Jakarta, — PT Impack Pratama Industri Tbk mencatatkan kinerja keuangan yang impresif sepanjang kuartal I 2026. Perseroan berhasil membukukan pertumbuhan pendapatan dan laba bersih yang kuat, didorong oleh permintaan domestik yang solid serta strategi efisiensi yang efektif.
Berdasarkan keterbukaan informasi di Bursa Efek Indonesia, pendapatan IMPC mencapai Rp 1,2 triliun hingga Maret 2026, meningkat 25,4% dibandingkan periode yang sama tahun sebelumnya sebesar Rp 937 miliar. Sejalan dengan itu, laba bersih perseroan naik 32,9% menjadi Rp 203 miliar dari Rp 152 miliar pada kuartal I 2025.
Dari sisi profitabilitas, laba kotor tercatat meningkat 30,2% menjadi Rp 484 miliar dengan margin yang membaik menjadi 41,2%. Laba usaha turut tumbuh 20,2% menjadi Rp 237 miliar. Sementara itu, margin laba bersih meningkat dari 16,3% menjadi 17,2%, mencerminkan efisiensi operasional yang semakin baik.
Kinerja operasional juga menunjukkan penguatan, tercermin dari EBITDA yang naik 19,8% menjadi Rp 288 miliar. Selain itu, struktur keuangan perseroan semakin sehat, dengan rasio utang terhadap EBITDA turun signifikan dari 5,3 kali menjadi 2,4 kali. Kemampuan perusahaan dalam memenuhi kewajiban bunga juga meningkat tajam, terlihat dari rasio EBITDA terhadap beban bunga yang melonjak menjadi 26,3 kali.
Pada sisi neraca, total aset IMPC tumbuh 13,8% menjadi Rp 5,17 triliun. Ekuitas meningkat signifikan sebesar 40,7% menjadi Rp 3,24 triliun. Di saat yang sama, total liabilitas berhasil ditekan turun 13,8%, menunjukkan pengelolaan keuangan yang semakin prudent.

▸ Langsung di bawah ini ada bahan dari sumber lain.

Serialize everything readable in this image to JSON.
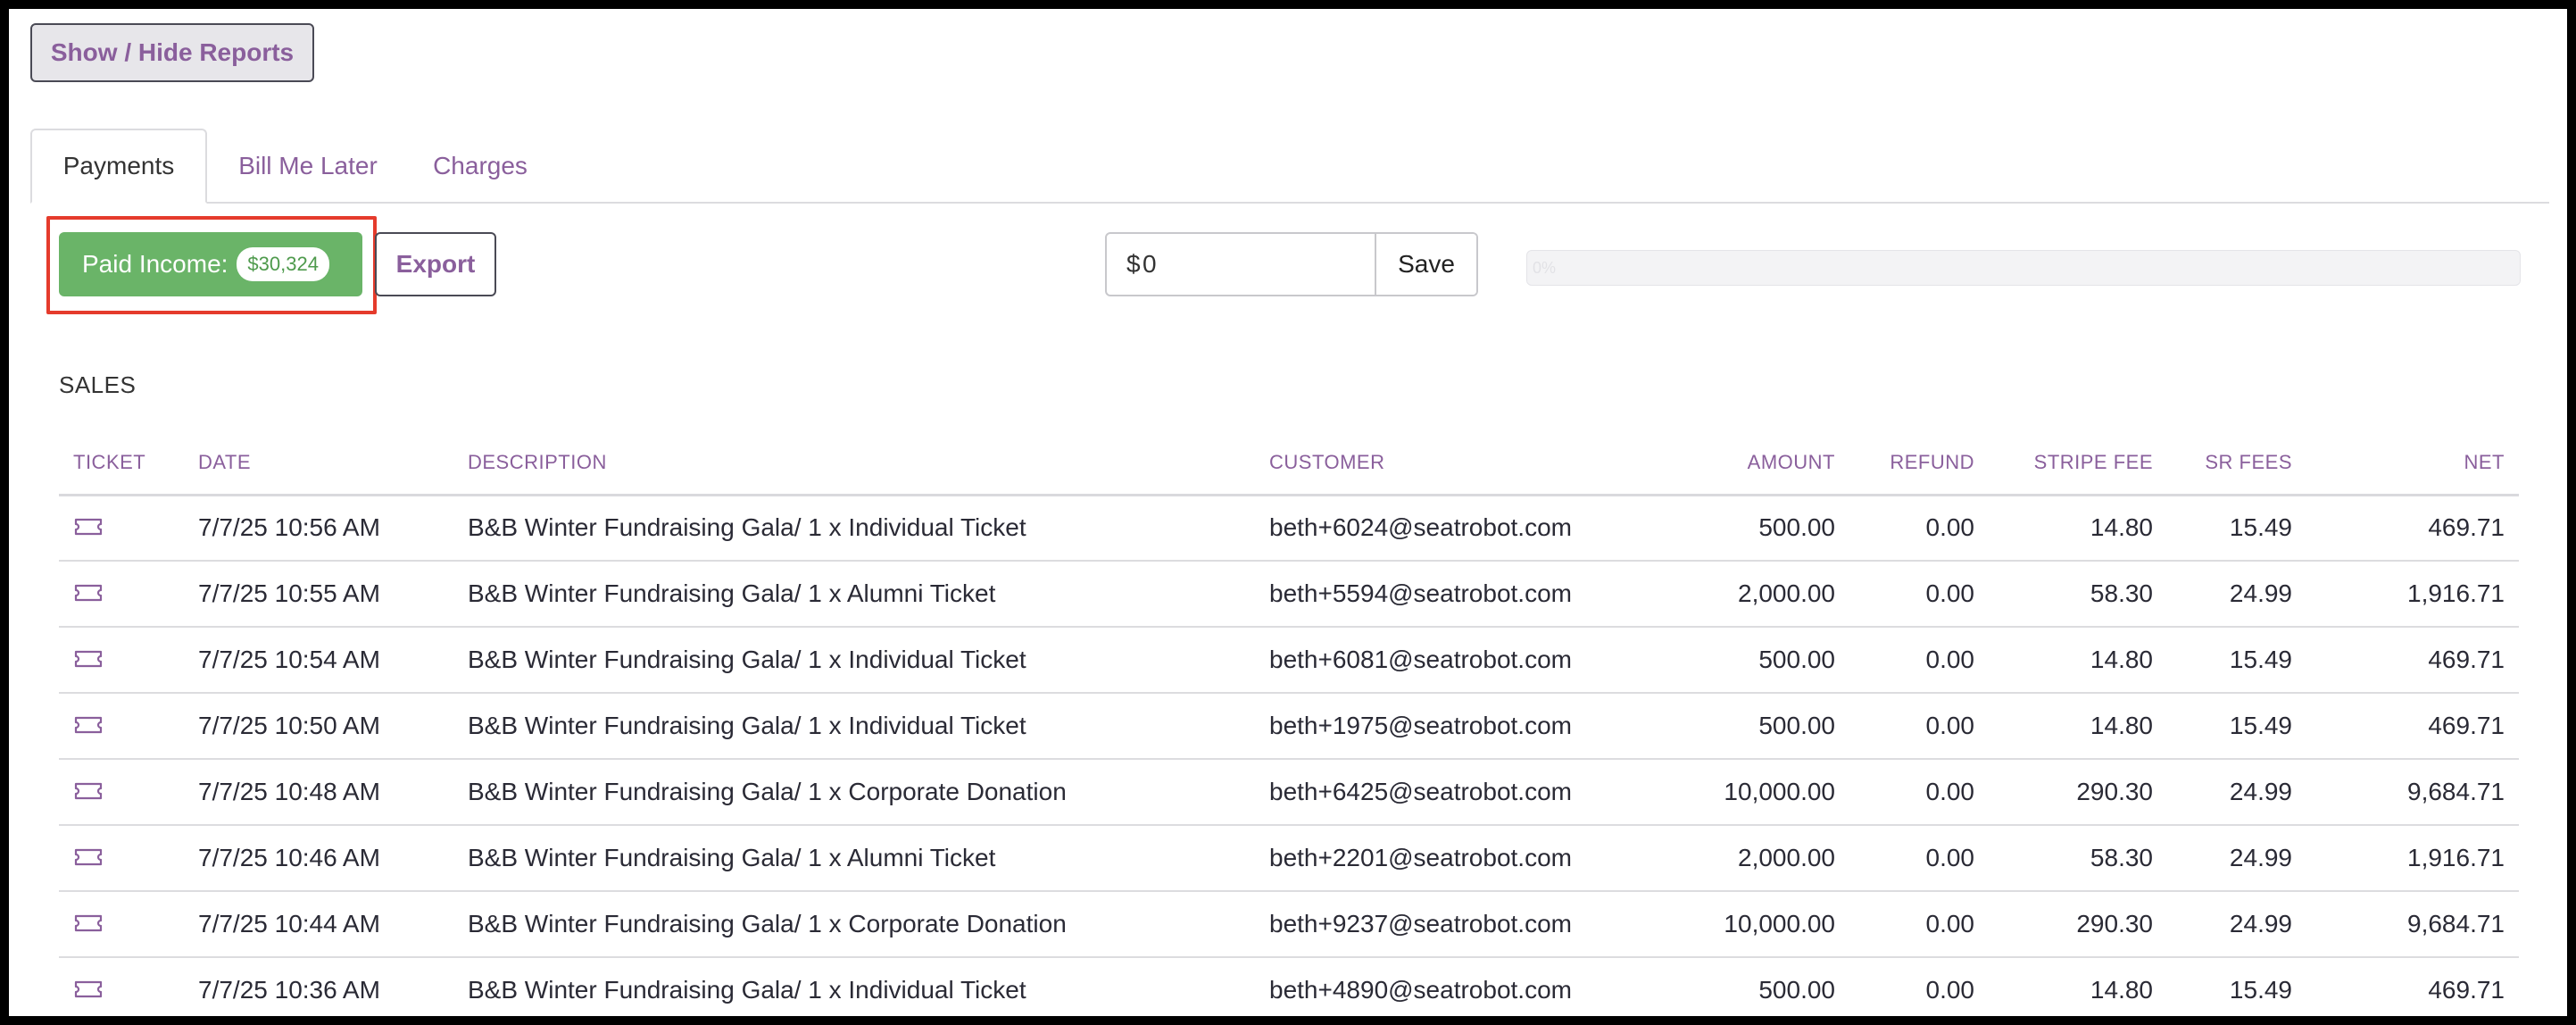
{
  "toolbar": {
    "show_hide_label": "Show / Hide Reports"
  },
  "tabs": [
    {
      "label": "Payments",
      "active": true
    },
    {
      "label": "Bill Me Later",
      "active": false
    },
    {
      "label": "Charges",
      "active": false
    }
  ],
  "summary": {
    "paid_income_label": "Paid Income:",
    "paid_income_value": "$30,324",
    "export_label": "Export"
  },
  "goal": {
    "currency_prefix": "$",
    "value": "0",
    "save_label": "Save",
    "progress_label": "0%",
    "progress_fraction": 0
  },
  "sales": {
    "title": "SALES",
    "columns": [
      "TICKET",
      "DATE",
      "DESCRIPTION",
      "CUSTOMER",
      "AMOUNT",
      "REFUND",
      "STRIPE FEE",
      "SR FEES",
      "NET"
    ],
    "rows": [
      {
        "date": "7/7/25 10:56 AM",
        "description": "B&B Winter Fundraising Gala/ 1 x Individual Ticket",
        "customer": "beth+6024@seatrobot.com",
        "amount": "500.00",
        "refund": "0.00",
        "stripe_fee": "14.80",
        "sr_fees": "15.49",
        "net": "469.71"
      },
      {
        "date": "7/7/25 10:55 AM",
        "description": "B&B Winter Fundraising Gala/ 1 x Alumni Ticket",
        "customer": "beth+5594@seatrobot.com",
        "amount": "2,000.00",
        "refund": "0.00",
        "stripe_fee": "58.30",
        "sr_fees": "24.99",
        "net": "1,916.71"
      },
      {
        "date": "7/7/25 10:54 AM",
        "description": "B&B Winter Fundraising Gala/ 1 x Individual Ticket",
        "customer": "beth+6081@seatrobot.com",
        "amount": "500.00",
        "refund": "0.00",
        "stripe_fee": "14.80",
        "sr_fees": "15.49",
        "net": "469.71"
      },
      {
        "date": "7/7/25 10:50 AM",
        "description": "B&B Winter Fundraising Gala/ 1 x Individual Ticket",
        "customer": "beth+1975@seatrobot.com",
        "amount": "500.00",
        "refund": "0.00",
        "stripe_fee": "14.80",
        "sr_fees": "15.49",
        "net": "469.71"
      },
      {
        "date": "7/7/25 10:48 AM",
        "description": "B&B Winter Fundraising Gala/ 1 x Corporate Donation",
        "customer": "beth+6425@seatrobot.com",
        "amount": "10,000.00",
        "refund": "0.00",
        "stripe_fee": "290.30",
        "sr_fees": "24.99",
        "net": "9,684.71"
      },
      {
        "date": "7/7/25 10:46 AM",
        "description": "B&B Winter Fundraising Gala/ 1 x Alumni Ticket",
        "customer": "beth+2201@seatrobot.com",
        "amount": "2,000.00",
        "refund": "0.00",
        "stripe_fee": "58.30",
        "sr_fees": "24.99",
        "net": "1,916.71"
      },
      {
        "date": "7/7/25 10:44 AM",
        "description": "B&B Winter Fundraising Gala/ 1 x Corporate Donation",
        "customer": "beth+9237@seatrobot.com",
        "amount": "10,000.00",
        "refund": "0.00",
        "stripe_fee": "290.30",
        "sr_fees": "24.99",
        "net": "9,684.71"
      },
      {
        "date": "7/7/25 10:36 AM",
        "description": "B&B Winter Fundraising Gala/ 1 x Individual Ticket",
        "customer": "beth+4890@seatrobot.com",
        "amount": "500.00",
        "refund": "0.00",
        "stripe_fee": "14.80",
        "sr_fees": "15.49",
        "net": "469.71"
      }
    ]
  },
  "colors": {
    "accent_purple": "#8a5f9c",
    "success_green": "#6ab468",
    "highlight_red": "#e53b2c"
  },
  "icons": {
    "ticket": "ticket-icon"
  }
}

Manajemen menyebutkan bahwa kinerja positif ini terutama ditopang oleh kuatnya permintaan pasar domestik serta keberhasilan implementasi strategi efisiensi. Meski menghadapi berbagai tantangan eksternal, perseroan tetap optimistis mempertahankan target kinerja sepanjang 2026, dengan proyeksi pendapatan mencapai Rp 5,1 triliun dan laba bersih di atas Rp 700 miliar.
**Kinerja 2025 Jadi Fondasi Pertumbuhan**
Sebelumnya, IMPC juga mencatatkan kinerja solid sepanjang tahun fiskal 2025. Pendapatan perseroan mencapai Rp 4,3 triliun, naik 10,1% dibandingkan Rp 3,9 triliun pada tahun sebelumnya.
Dari sisi profitabilitas, laba kotor meningkat menjadi Rp 1,7 triliun dari Rp 1,5 triliun, dengan margin yang relatif stabil di kisaran 39,5%. Laba usaha tumbuh 6,8% menjadi Rp 848 miliar, sementara laba bersih meningkat lebih tinggi sebesar 15% menjadi Rp 620 miliar dengan margin laba bersih naik dari 13,9% menjadi 14,5%.
EBITDA juga mencatatkan kenaikan 8,7% menjadi Rp 1,0 triliun dibandingkan Rp 949 miliar pada tahun sebelumnya. Meski margin EBITDA sedikit menurun dari 24,5% menjadi 24,2%, peningkatan secara nominal tetap mencerminkan pertumbuhan kinerja yang kuat.
Dengan fondasi kinerja yang kokoh pada 2025 dan akselerasi di awal 2026, IMPC menunjukkan prospek pertumbuhan yang tetap positif di tengah dinamika ekonomi yang terus berkembang.